The next step is to maintain records so you can provide accurate, up-to-date details of all personal data processing. This requirement only applies if:

  • Your organization employs 250 or more people
  • Your organization employs fewer than 250 people but its personal data processing is likely to result in a risk to the rights and freedoms of data subjects, the data processing is not occasional, or the data processing includes special categories of personal data or relates to criminal convictions and offenses.

The requirements differ based on whether your organization is a controller or processorof personal data (many organizations are both). Controllers are entities that determine the purpose and means of processing personal data. Processors are entities that process personal data on behalf of a controller. In general, the GDPR puts the onus on data controllers when it comes to collecting consent, managing revocation of consent and enabling the right to access personal data. Data controllers are also responsible for choosing data processors that comply with the GDPR.

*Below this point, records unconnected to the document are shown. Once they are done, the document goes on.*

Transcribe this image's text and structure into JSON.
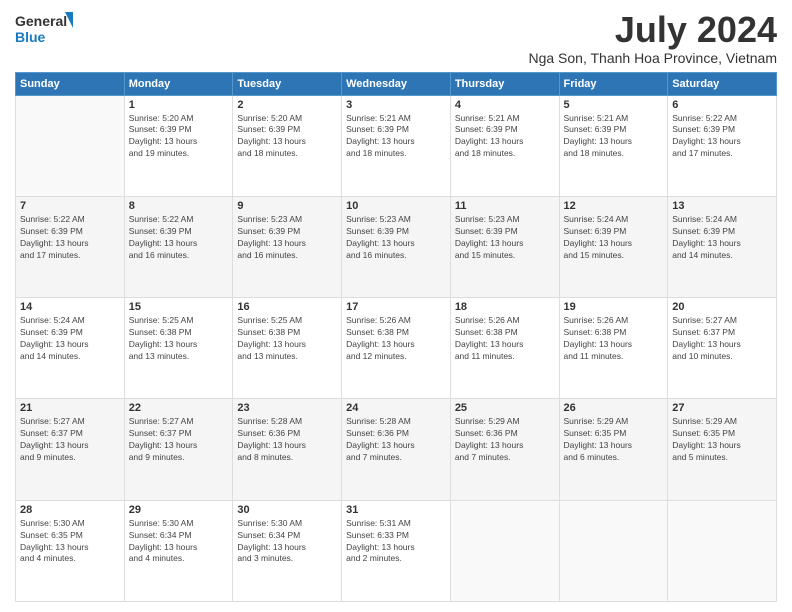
{
  "header": {
    "logo_line1": "General",
    "logo_line2": "Blue",
    "title": "July 2024",
    "subtitle": "Nga Son, Thanh Hoa Province, Vietnam"
  },
  "weekdays": [
    "Sunday",
    "Monday",
    "Tuesday",
    "Wednesday",
    "Thursday",
    "Friday",
    "Saturday"
  ],
  "weeks": [
    [
      {
        "day": "",
        "info": ""
      },
      {
        "day": "1",
        "info": "Sunrise: 5:20 AM\nSunset: 6:39 PM\nDaylight: 13 hours\nand 19 minutes."
      },
      {
        "day": "2",
        "info": "Sunrise: 5:20 AM\nSunset: 6:39 PM\nDaylight: 13 hours\nand 18 minutes."
      },
      {
        "day": "3",
        "info": "Sunrise: 5:21 AM\nSunset: 6:39 PM\nDaylight: 13 hours\nand 18 minutes."
      },
      {
        "day": "4",
        "info": "Sunrise: 5:21 AM\nSunset: 6:39 PM\nDaylight: 13 hours\nand 18 minutes."
      },
      {
        "day": "5",
        "info": "Sunrise: 5:21 AM\nSunset: 6:39 PM\nDaylight: 13 hours\nand 18 minutes."
      },
      {
        "day": "6",
        "info": "Sunrise: 5:22 AM\nSunset: 6:39 PM\nDaylight: 13 hours\nand 17 minutes."
      }
    ],
    [
      {
        "day": "7",
        "info": "Sunrise: 5:22 AM\nSunset: 6:39 PM\nDaylight: 13 hours\nand 17 minutes."
      },
      {
        "day": "8",
        "info": "Sunrise: 5:22 AM\nSunset: 6:39 PM\nDaylight: 13 hours\nand 16 minutes."
      },
      {
        "day": "9",
        "info": "Sunrise: 5:23 AM\nSunset: 6:39 PM\nDaylight: 13 hours\nand 16 minutes."
      },
      {
        "day": "10",
        "info": "Sunrise: 5:23 AM\nSunset: 6:39 PM\nDaylight: 13 hours\nand 16 minutes."
      },
      {
        "day": "11",
        "info": "Sunrise: 5:23 AM\nSunset: 6:39 PM\nDaylight: 13 hours\nand 15 minutes."
      },
      {
        "day": "12",
        "info": "Sunrise: 5:24 AM\nSunset: 6:39 PM\nDaylight: 13 hours\nand 15 minutes."
      },
      {
        "day": "13",
        "info": "Sunrise: 5:24 AM\nSunset: 6:39 PM\nDaylight: 13 hours\nand 14 minutes."
      }
    ],
    [
      {
        "day": "14",
        "info": "Sunrise: 5:24 AM\nSunset: 6:39 PM\nDaylight: 13 hours\nand 14 minutes."
      },
      {
        "day": "15",
        "info": "Sunrise: 5:25 AM\nSunset: 6:38 PM\nDaylight: 13 hours\nand 13 minutes."
      },
      {
        "day": "16",
        "info": "Sunrise: 5:25 AM\nSunset: 6:38 PM\nDaylight: 13 hours\nand 13 minutes."
      },
      {
        "day": "17",
        "info": "Sunrise: 5:26 AM\nSunset: 6:38 PM\nDaylight: 13 hours\nand 12 minutes."
      },
      {
        "day": "18",
        "info": "Sunrise: 5:26 AM\nSunset: 6:38 PM\nDaylight: 13 hours\nand 11 minutes."
      },
      {
        "day": "19",
        "info": "Sunrise: 5:26 AM\nSunset: 6:38 PM\nDaylight: 13 hours\nand 11 minutes."
      },
      {
        "day": "20",
        "info": "Sunrise: 5:27 AM\nSunset: 6:37 PM\nDaylight: 13 hours\nand 10 minutes."
      }
    ],
    [
      {
        "day": "21",
        "info": "Sunrise: 5:27 AM\nSunset: 6:37 PM\nDaylight: 13 hours\nand 9 minutes."
      },
      {
        "day": "22",
        "info": "Sunrise: 5:27 AM\nSunset: 6:37 PM\nDaylight: 13 hours\nand 9 minutes."
      },
      {
        "day": "23",
        "info": "Sunrise: 5:28 AM\nSunset: 6:36 PM\nDaylight: 13 hours\nand 8 minutes."
      },
      {
        "day": "24",
        "info": "Sunrise: 5:28 AM\nSunset: 6:36 PM\nDaylight: 13 hours\nand 7 minutes."
      },
      {
        "day": "25",
        "info": "Sunrise: 5:29 AM\nSunset: 6:36 PM\nDaylight: 13 hours\nand 7 minutes."
      },
      {
        "day": "26",
        "info": "Sunrise: 5:29 AM\nSunset: 6:35 PM\nDaylight: 13 hours\nand 6 minutes."
      },
      {
        "day": "27",
        "info": "Sunrise: 5:29 AM\nSunset: 6:35 PM\nDaylight: 13 hours\nand 5 minutes."
      }
    ],
    [
      {
        "day": "28",
        "info": "Sunrise: 5:30 AM\nSunset: 6:35 PM\nDaylight: 13 hours\nand 4 minutes."
      },
      {
        "day": "29",
        "info": "Sunrise: 5:30 AM\nSunset: 6:34 PM\nDaylight: 13 hours\nand 4 minutes."
      },
      {
        "day": "30",
        "info": "Sunrise: 5:30 AM\nSunset: 6:34 PM\nDaylight: 13 hours\nand 3 minutes."
      },
      {
        "day": "31",
        "info": "Sunrise: 5:31 AM\nSunset: 6:33 PM\nDaylight: 13 hours\nand 2 minutes."
      },
      {
        "day": "",
        "info": ""
      },
      {
        "day": "",
        "info": ""
      },
      {
        "day": "",
        "info": ""
      }
    ]
  ]
}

Once you've identified the data and determined what records you need to keep and how and where all the data is processed, it's time to perform a GDPR requirements gap analysis to establish your current level of compliance. This will help you identify the scope of your GDPR compliance program and the key activities you need to undertake to reach compliance.

In its GDPR Implementation Guide, the ISF suggests organizations determine the priority for addressing gaps in its GDPR compliance by considering:

  • Personal data processing that is likely to be high risk (e.g., special categories of personal data, data relating to criminal convictions or offenses, and personal data relating to children)
  • Non-compliance in specific areas that would attract large penalties from your supervisory authority
  • Changes that may require a long time (e.g., system development must be performed, new IT services procured, and significant changes implemented)
  • Practices that do not align with your risk appetite

Steps CIOs need to take to prepare for GDPR

Deloitte's Frank notes that many parts of the GDPR have been around for a long time. After all, it builds on (and supersedes) the 1995 EU Directive on Data Protection. The areas of biggest concern, he says, are the net new GDPR requirements.

One of the big ones, he says, is personal information processing inventory.

"You need a record of all the information you collect from EU residents, how you use it, who you share it with, how you're transporting it, how you protect it," Frank says.

Additionally, the portability and erasure requirements are a big concern. If an EU citizen requests it, you must produce a single data file of all personal data on that citizen that your organization holds. That file must be portable to another entity, and you must be able to delete all of that citizen's personal data on request. That includes employee data, adds Okta's Settle.

"How do you respond to an employee who asks: 'What do you have of mine? I need you to delete that. Can you prove to me that you've done that?'" Settle asks.

Frank says there are 4 key things that CIOs and CISOs need to think about:

  1. An inventory of personal information processing. "A lot of the data that organizations need is kept in structured and unstructured data repositories. IT plays a key role in inventorying where that data is," Frank says.
  2. Third-party risk management program. "If the information security function doesn't have a good process for performing third-party security assessments, you're going to have to scramble," Frank says.
  3. Portability and erasure. "CIOs need to think about to what extreme they're going to take this. You can probably identify dozens, if not hundreds of places where [personal data] is stored," Frank says. "Can you document a procedure to receive those requests, to intake those requests, and respond to that individual? Do you roll the dice and say I'm not going to get a lot of these? The second end of the extreme is to put the technical means in place to create that data file from all of those disparate sources or the ability to delete from all those different sources."
  4. Privacy by design. Frank says CIOs need to make sure IT change management processes have steps to make sure privacy is implemented by design. That includes data protection impact assessments, he says.